Sponsorluğun Yapılma Nedenleri

Sponsorluğun reklam amaçları, ürün destekleme diğer iletişim ortamlarını kullanma amaçları olarak üç ana başlık altında incelenmektedir.

Sponsorluğun Reklam Amaçları

Medyada (Radyoda-Televizyonda) reklamı yasak olan ürünlerin duyurulması, ürünlerin destelenmesi, d iğer iletişim ortamlarının kullanmasıdır.

Sponsorluğun Halkla İlişkiler Amaçları

Burada sponsorluğun yapılmasının nedeni, kuruluşun veya organizasyonun anlaşılması, tanınması ve halkta iyi niyet oluşturulmasının sağlanmasıdır. Bu anlamda sponsorluğun temel halkla ilişkiler amaçları şunlardır:

  • İyi niyetin oluşturulması
  • Kurum imajını desteklemek
  • Kurum kimliğini pekiştirmek
  • Kuruluşun ismini tanıtma
  • Misafirperverlik ve personel ilişkilerini geliştirmek
  • Gazetecilerin İlgisini Çekmek

Sponsorluğun Pazarlama Amaçları

Firmalar hedef kitlelerinin ilgisini çekebilmek ve ürünleri ile hedef kitleleri arasında bağ kurabilmek için yaptıkları faaliyetlerden biri olan sponsorluk çalışmalarını da pazarlama politikaları çerçevesinde oluşturmaktadırlar.

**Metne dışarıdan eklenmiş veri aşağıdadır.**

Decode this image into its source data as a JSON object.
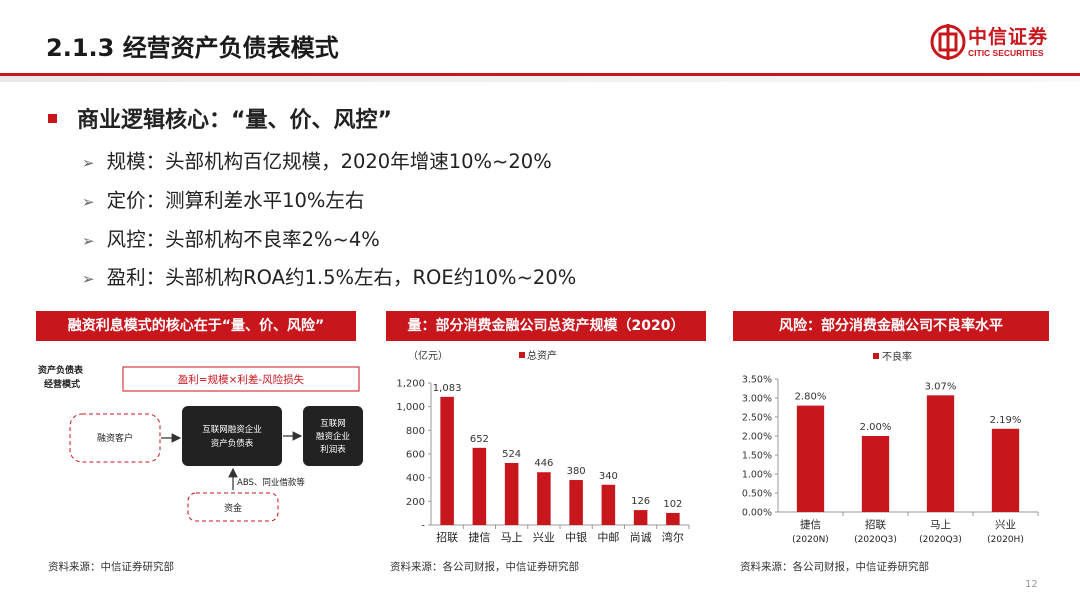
{
  "header": {
    "title": "2.1.3 经营资产负债表模式",
    "logo_cn": "中信证券",
    "logo_en": "CITIC SECURITIES"
  },
  "main": {
    "heading": "商业逻辑核心：“量、价、风控”",
    "points": [
      "规模：头部机构百亿规模，2020年增速10%~20%",
      "定价：测算利差水平10%左右",
      "风控：头部机构不良率2%~4%",
      "盈利：头部机构ROA约1.5%左右，ROE约10%~20%"
    ]
  },
  "diagram": {
    "header": "融资利息模式的核心在于“量、价、风险”",
    "side_label_1": "资产负债表",
    "side_label_2": "经营模式",
    "formula": "盈利=规模×利差-风险损失",
    "customer": "融资客户",
    "center_line_1": "互联网融资企业",
    "center_line_2": "资产负债表",
    "right_line_1": "互联网",
    "right_line_2": "融资企业",
    "right_line_3": "利润表",
    "funding_label": "ABS、同业借款等",
    "funds": "资金",
    "source": "资料来源：中信证券研究部"
  },
  "chart_assets": {
    "header": "量：部分消费金融公司总资产规模（2020）",
    "unit": "（亿元）",
    "legend": "总资产",
    "y_ticks": [
      "1,200",
      "1,000",
      "800",
      "600",
      "400",
      "200",
      "-"
    ],
    "value_labels": [
      "1,083",
      "652",
      "524",
      "446",
      "380",
      "340",
      "126",
      "102"
    ],
    "source": "资料来源：各公司财报，中信证券研究部"
  },
  "chart_npl": {
    "header": "风险：部分消费金融公司不良率水平",
    "legend": "不良率",
    "y_ticks": [
      "3.50%",
      "3.00%",
      "2.50%",
      "2.00%",
      "1.50%",
      "1.00%",
      "0.50%",
      "0.00%"
    ],
    "value_labels": [
      "2.80%",
      "2.00%",
      "3.07%",
      "2.19%"
    ],
    "x_sub": [
      "(2020N)",
      "(2020Q3)",
      "(2020Q3)",
      "(2020H)"
    ],
    "source": "资料来源：各公司财报，中信证券研究部"
  },
  "chart_data": [
    {
      "type": "bar",
      "categories": [
        "招联",
        "捷信",
        "马上",
        "兴业",
        "中银",
        "中邮",
        "尚诚",
        "湾尔"
      ],
      "series": [
        {
          "name": "总资产",
          "values": [
            1083,
            652,
            524,
            446,
            380,
            340,
            126,
            102
          ]
        }
      ],
      "ylim": [
        0,
        1200
      ],
      "legend_position": "top-left",
      "grid": false,
      "color": "#c8161d"
    },
    {
      "type": "bar",
      "categories": [
        "捷信",
        "招联",
        "马上",
        "兴业"
      ],
      "series": [
        {
          "name": "不良率",
          "values": [
            2.8,
            2.0,
            3.07,
            2.19
          ]
        }
      ],
      "ylim": [
        0,
        3.5
      ],
      "legend_position": "top-center",
      "grid": false,
      "color": "#c8161d"
    }
  ],
  "footer": {
    "page": "12"
  }
}
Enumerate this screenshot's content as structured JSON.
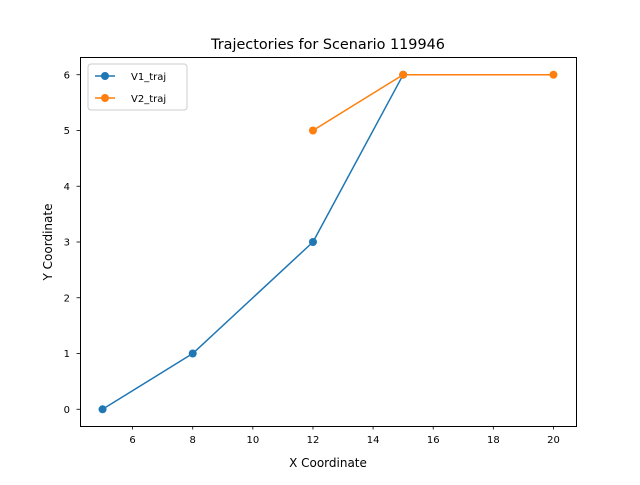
{
  "chart_data": {
    "type": "line",
    "title": "Trajectories for Scenario 119946",
    "xlabel": "X Coordinate",
    "ylabel": "Y Coordinate",
    "xlim": [
      4.25,
      20.75
    ],
    "ylim": [
      -0.3,
      6.3
    ],
    "xticks": [
      6,
      8,
      10,
      12,
      14,
      16,
      18,
      20
    ],
    "yticks": [
      0,
      1,
      2,
      3,
      4,
      5,
      6
    ],
    "grid": false,
    "legend_position": "upper-left",
    "series": [
      {
        "name": "V1_traj",
        "color": "#1f77b4",
        "marker": "circle",
        "points": [
          [
            5,
            0
          ],
          [
            8,
            1
          ],
          [
            12,
            3
          ],
          [
            15,
            6
          ]
        ]
      },
      {
        "name": "V2_traj",
        "color": "#ff7f0e",
        "marker": "circle",
        "points": [
          [
            12,
            5
          ],
          [
            15,
            6
          ],
          [
            20,
            6
          ]
        ]
      }
    ]
  }
}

Pazarlama amaçlı yapılan sponsorluk faaliyetleri şöyledir:

  • Bir ürünü yerleştirme
  • Satıcıları desteklemek
  • Pazarlama politikalarında değişiklikler oluşturmak
  • Yeni bir ürünü tanıtma
  • Uluslararası pazarlama
  • Ürün kullanımını desteklemek

Lobicilik

Uluslararası İlişkiler Sözlüğünde yer aldığı şekliyle lobicilik; “Baskı gruplarının amaçlarına varmak için kongrede, parlamentoda yaptıkları çalışmalardır. Kişilerin ya da özel çıkar gruplarının siyasal karar alma sürecini etkileme amacına yönelik girişimleri” olarak nitelendirilmektedir.

Farklı bir tanımlamaya göre ise lobicilik; “bir konu hakkında kamuoyunda olumlu izlenimler yaratılmasını sağlamak, lanse etmek, yanlış izlenimleri silmek veya düzeltmek, baskı gurupları yaratmak, aleyhte olan bir durumu lehe çevirmek” tir.

Lobi: İngilizce sözlük anlamı olarak “koridor”, “hol” ve “kulis faaliyetleri” olarak tanımlanan sözcüğün siyasi anlamı, belirli çıkar amaçları etrafında toplanan ve organize olan, parlamento koridorlarında yasa yapıcılarını bu çıkarları için etkilemeye çalışan, bu amaçla nüfuzlu kişileri ve basını etkileyen kimselerdir.

Lobici: Lobici, lobi faaliyetlerini yürüten, kişi ya da grupları bu faaliyetler için organize eden, siyasi amacı için çalışan ya da baskı grupları yararına siyasi mekanizmanın çeşitli kademelerindeki çalışanlarla ilgilenmesi için kiralanan kişi ya da kişilerdir.

Lobicilik: Siyasal olarak demokrasi ile yönetilen toplumlarda, kanun yapıcıların belirli çıkar gruplarının iradeleri yönünde etkilenilmesi için girişilen faaliyetlere lobicilik denir.

Lobiciliğin İşlevleri

Lobicilik faaliyetlerinin temel işlevleri şu şekildedir:

  • Yasa yapıcıların üzerinde çalıştıkları çalışmalar ile ilgilenen kesimlerin ve çıkar gruplarının kimlikleri ve amaçlarının belirginleşmesine yardımcı olur, kanun yapıcıların bu konudaki ön fikir geliştirmelerini sağlar.
  • Yasa yapıcıların çeşitli toplumsal kesimlerin duygu ve düşünceleri hakkında daha derinlemesine fikir sahibi olmasını sağlar.
  • Yasa yapıcıların, faaliyetlerinin sonuçları hakkında bilgi sahibi olmasını sağlar.

Lobicilik Yöntemleri

Lobicilik çalışmaları kapsamında uygulanan faaliyetlerin sayısı çok fazla değildir. Bu kapsamda uygulanan başlıca yöntemler şunlardır:

  • Doğrudan lobicilik
  • Yerel halkın desteği ile yürütülen lobi faaliyetleri
  • Ortaklaşa yürütülen lobicilik faaliyetleri

Halkla İlişkiler ve Lobicilik

Lobiciler tarafından yürütülen lobi faaliyetleri kapsamında birçok halkla ilişkiler tekniği kullanılmaktadır. Lobi faaliyetlerinin büyük oranda başarısı, bu kapsamda yürütülen halkla ilişkiler faaliyetlerinin başarısına bağlıdır.

Halkla ilişkilerin temel amaçlarından bazıları, ilişki kurulan kişi ya da grupları istenilen yönde etkilemek, sempati ve desteklerini kazanmaktır. Lobiciliğin de amaçlarından bazıları bunlardır.